Life and Death

Unfortunately, I have attended a couple of funerals in the past month or so. I was struck by how incredibly different they were.

When my aunt passed away, her small traditional funeral was followed by a memorial dinner where everyone was invited to share lighthearted stories about her over cannolis and wine.  Although she did not have a chance to plan for her funeral, it was exactly as she would have wanted it.  Laughter and toasts far outnumbered the tears in a family where her laugh had once been the loudest.

My grandpa, on the other hand, had the details for his funeral laid out for years.  A long, traditional church service was followed by a burial with a 21 gun salute from his fellow soldiers.  For the luncheon that followed, the restaurant had to move its previous group reservation to the basement so that we could have the main floor in order to honor Grandpa’s ‘no luncheon in the basement’ request.  And, adhering to his detailed plan, there were no skins in the mashed potatoes.

Someone at his funeral made the comment, “The nice thing about funerals is that, even when you think you really know someone, you find out things you’d never heard and feel like you get to know them a little better.”  Having missed out on the larger part of my relatives’ lives and never having lived nearby, I learned so much about both of them and left their funerals feeling closer to them.

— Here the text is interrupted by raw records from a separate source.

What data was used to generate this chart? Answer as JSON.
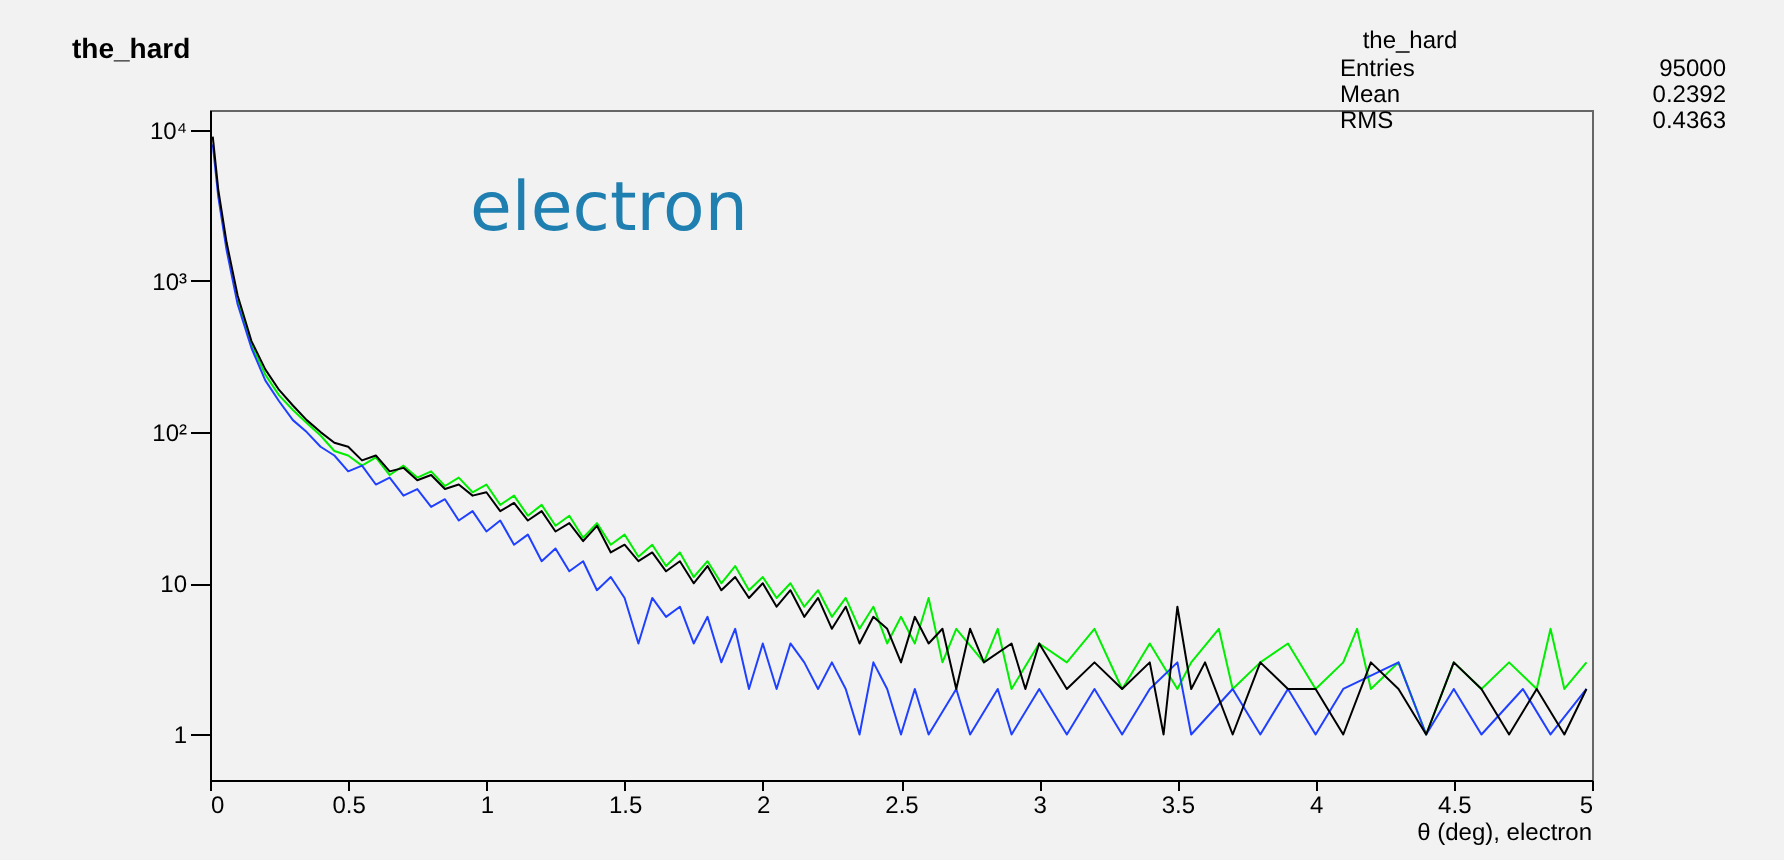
{
  "chart_data": {
    "type": "line",
    "title": "the_hard",
    "xlabel": "θ (deg), electron",
    "annotations": [
      "electron",
      "the_hard",
      "Entries",
      "95000",
      "Mean",
      "0.2392",
      "RMS",
      "0.4363"
    ],
    "log": "y",
    "grid": false,
    "marker": "none",
    "line_style": "solid",
    "xlim": [
      0,
      5
    ],
    "xticks": [
      0,
      0.5,
      1,
      1.5,
      2,
      2.5,
      3,
      3.5,
      4,
      4.5,
      5
    ],
    "ylim": [
      0.5,
      13500
    ],
    "yticks": [
      1,
      10,
      {
        "value": 100,
        "label": "10²"
      },
      {
        "value": 1000,
        "label": "10³"
      },
      {
        "value": 10000,
        "label": "10⁴"
      }
    ],
    "series": [
      {
        "color": "#00ee00",
        "x": [
          0.1,
          0.15,
          0.2,
          0.25,
          0.3,
          0.35,
          0.4,
          0.45,
          0.5,
          0.55,
          0.6,
          0.65,
          0.7,
          0.75,
          0.8,
          0.85,
          0.9,
          0.95,
          1.0,
          1.05,
          1.1,
          1.15,
          1.2,
          1.25,
          1.3,
          1.35,
          1.4,
          1.45,
          1.5,
          1.55,
          1.6,
          1.65,
          1.7,
          1.75,
          1.8,
          1.85,
          1.9,
          1.95,
          2.0,
          2.05,
          2.1,
          2.15,
          2.2,
          2.25,
          2.3,
          2.35,
          2.4,
          2.45,
          2.5,
          2.55,
          2.6,
          2.65,
          2.7,
          2.8,
          2.85,
          2.9,
          3.0,
          3.1,
          3.2,
          3.3,
          3.4,
          3.5,
          3.55,
          3.65,
          3.7,
          3.8,
          3.9,
          4.0,
          4.1,
          4.15,
          4.2,
          4.3,
          4.4,
          4.5,
          4.6,
          4.7,
          4.8,
          4.85,
          4.9,
          4.98
        ],
        "values": [
          750,
          380,
          240,
          175,
          140,
          115,
          95,
          75,
          70,
          60,
          68,
          52,
          60,
          50,
          55,
          44,
          50,
          40,
          45,
          33,
          38,
          28,
          33,
          24,
          28,
          20,
          25,
          18,
          21,
          15,
          18,
          13,
          16,
          11,
          14,
          10,
          13,
          9,
          11,
          8,
          10,
          7,
          9,
          6,
          8,
          5,
          7,
          4,
          6,
          4,
          8,
          3,
          5,
          3,
          5,
          2,
          4,
          3,
          5,
          2,
          4,
          2,
          3,
          5,
          2,
          3,
          4,
          2,
          3,
          5,
          2,
          3,
          1,
          3,
          2,
          3,
          2,
          5,
          2,
          3
        ]
      },
      {
        "color": "#2040ff",
        "x": [
          0.01,
          0.03,
          0.06,
          0.1,
          0.15,
          0.2,
          0.25,
          0.3,
          0.35,
          0.4,
          0.45,
          0.5,
          0.55,
          0.6,
          0.65,
          0.7,
          0.75,
          0.8,
          0.85,
          0.9,
          0.95,
          1.0,
          1.05,
          1.1,
          1.15,
          1.2,
          1.25,
          1.3,
          1.35,
          1.4,
          1.45,
          1.5,
          1.55,
          1.6,
          1.65,
          1.7,
          1.75,
          1.8,
          1.85,
          1.9,
          1.95,
          2.0,
          2.05,
          2.1,
          2.15,
          2.2,
          2.25,
          2.3,
          2.35,
          2.4,
          2.45,
          2.5,
          2.55,
          2.6,
          2.7,
          2.75,
          2.85,
          2.9,
          3.0,
          3.1,
          3.2,
          3.3,
          3.4,
          3.5,
          3.55,
          3.7,
          3.8,
          3.9,
          4.0,
          4.1,
          4.3,
          4.4,
          4.5,
          4.6,
          4.75,
          4.85,
          4.98
        ],
        "values": [
          8000,
          3600,
          1600,
          700,
          360,
          220,
          160,
          120,
          100,
          80,
          70,
          55,
          60,
          45,
          50,
          38,
          42,
          32,
          36,
          26,
          30,
          22,
          26,
          18,
          21,
          14,
          17,
          12,
          14,
          9,
          11,
          8,
          4,
          8,
          6,
          7,
          4,
          6,
          3,
          5,
          2,
          4,
          2,
          4,
          3,
          2,
          3,
          2,
          1,
          3,
          2,
          1,
          2,
          1,
          2,
          1,
          2,
          1,
          2,
          1,
          2,
          1,
          2,
          3,
          1,
          2,
          1,
          2,
          1,
          2,
          3,
          1,
          2,
          1,
          2,
          1,
          2
        ]
      },
      {
        "color": "#000000",
        "x": [
          0.01,
          0.03,
          0.06,
          0.1,
          0.15,
          0.2,
          0.25,
          0.3,
          0.35,
          0.4,
          0.45,
          0.5,
          0.55,
          0.6,
          0.65,
          0.7,
          0.75,
          0.8,
          0.85,
          0.9,
          0.95,
          1.0,
          1.05,
          1.1,
          1.15,
          1.2,
          1.25,
          1.3,
          1.35,
          1.4,
          1.45,
          1.5,
          1.55,
          1.6,
          1.65,
          1.7,
          1.75,
          1.8,
          1.85,
          1.9,
          1.95,
          2.0,
          2.05,
          2.1,
          2.15,
          2.2,
          2.25,
          2.3,
          2.35,
          2.4,
          2.45,
          2.5,
          2.55,
          2.6,
          2.65,
          2.7,
          2.75,
          2.8,
          2.9,
          2.95,
          3.0,
          3.1,
          3.2,
          3.3,
          3.4,
          3.45,
          3.5,
          3.55,
          3.6,
          3.7,
          3.8,
          3.9,
          4.0,
          4.1,
          4.2,
          4.3,
          4.4,
          4.5,
          4.6,
          4.7,
          4.8,
          4.9,
          4.98
        ],
        "values": [
          9000,
          4000,
          1800,
          800,
          400,
          260,
          190,
          150,
          120,
          100,
          85,
          80,
          65,
          70,
          55,
          58,
          48,
          52,
          42,
          45,
          38,
          40,
          30,
          34,
          26,
          30,
          22,
          25,
          19,
          24,
          16,
          18,
          14,
          16,
          12,
          14,
          10,
          13,
          9,
          11,
          8,
          10,
          7,
          9,
          6,
          8,
          5,
          7,
          4,
          6,
          5,
          3,
          6,
          4,
          5,
          2,
          5,
          3,
          4,
          2,
          4,
          2,
          3,
          2,
          3,
          1,
          7,
          2,
          3,
          1,
          3,
          2,
          2,
          1,
          3,
          2,
          1,
          3,
          2,
          1,
          2,
          1,
          2
        ]
      }
    ]
  }
}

A great writing exercise is to tell the story of your funeral.  Who will be there?  What stories will they remember you by?  How will they mourn your death or celebrate your life?  This might sound like a morbid exercise to some, but for me, this helps me remember to live a life worth celebrating.

You can also get to know your main character better by writing up their funeral, even if they don’t actually die in your story.